The EMC-Dell situation is fluid and there are multiple options that could be in play. Credit Suisse analyst Kulbinder Garcha said in a research note:
We believe there are many avenues for Dell to pursue (financing permitting). 1) Dell could buy the whole of EMC, which, given EMC's market cap of about $50bn, would be a large transaction. 2) Dell could acquire EMC and spinoff one of the assets. 3) Dell could buy just the storage asset of EMC, EMC II, essentially breaking up the federation.
Dell went private to transform from a reliance on PC to more soup-to-nuts infrastructure, services and software. Financially, the time is right for Dell to ponder a leveraged buyout due to low interest rates. What's unclear is whether Wall Street has the appetite to fund a leveraged buyout that large at a low rate.
It wouldn't be crazy to Cisco to ponder an EMC purchase too. EMC with VMware would be a strong asset for most of the IT megavendors.
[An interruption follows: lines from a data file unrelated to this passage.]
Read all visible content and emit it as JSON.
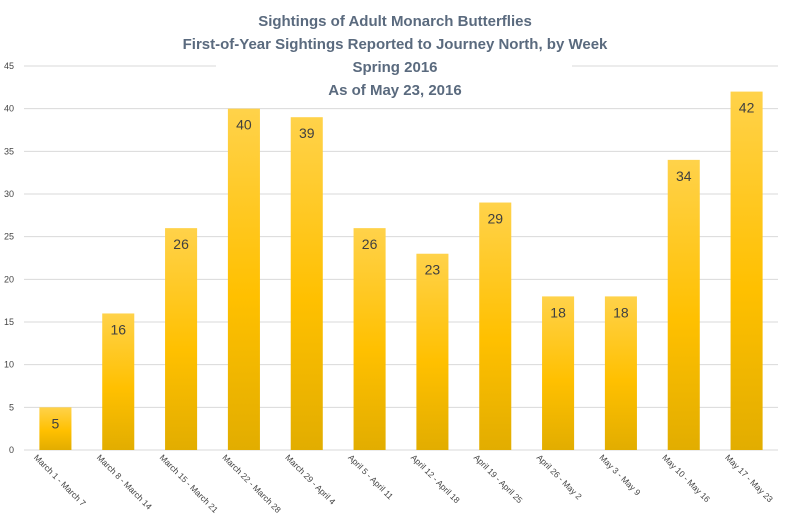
{
  "chart_data": {
    "type": "bar",
    "title_lines": [
      "Sightings of Adult Monarch Butterflies",
      "First-of-Year Sightings Reported to Journey North, by Week",
      "Spring 2016",
      "As of May 23, 2016"
    ],
    "categories": [
      "March 1 - March 7",
      "March 8 - March 14",
      "March 15 - March 21",
      "March 22 - March 28",
      "March 29 - April 4",
      "April 5 - April 11",
      "April 12 - April 18",
      "April 19 - April 25",
      "April 26 - May 2",
      "May 3 - May 9",
      "May 10 - May 16",
      "May 17 - May 23"
    ],
    "values": [
      5,
      16,
      26,
      40,
      39,
      26,
      23,
      29,
      18,
      18,
      34,
      42
    ],
    "ylim": [
      0,
      45
    ],
    "yticks": [
      0,
      5,
      10,
      15,
      20,
      25,
      30,
      35,
      40,
      45
    ],
    "grid": true,
    "legend": "none",
    "colors": {
      "bar_top": "#ffd24a",
      "bar_mid": "#ffc000",
      "bar_bottom": "#e2ad00",
      "grid": "#d9d9d9",
      "title": "#5a6a7e"
    }
  }
}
Should Dell pull off an EMC merger, it's clear that the IT vendor landscape would shift. HP Enterprise, which is about to split from its PC and printer sibling, is downsizing to be more nimble. EMC and Dell would go in the opposite direction.
Jefferies analyst James Kisner noted the scale from EMC and Dell would likely mean more consolidation.
We see increased scale as the main benefit from a combination. Dell and EMC are increasingly competing with the likes of Amazon, Google, Microsoft, and others that have deep pockets; becoming larger would make Dell and EMC of greater strategic importance to their customers. Secondly, a combination would allow Dell+EMC to provide a more compete private cloud stack. While Dell is not as significant a player in networking as HP Enterprise, Dell's server position and software could prove useful (servers could be used in hyper converged appliances, for example). We believe enterprise customers want their private cloud vendors to be able to provide an easily integrated and scalable private cloud stack that ideally is also interoperable with other vendors' stacks. This combination would at least increase EMC's breadth.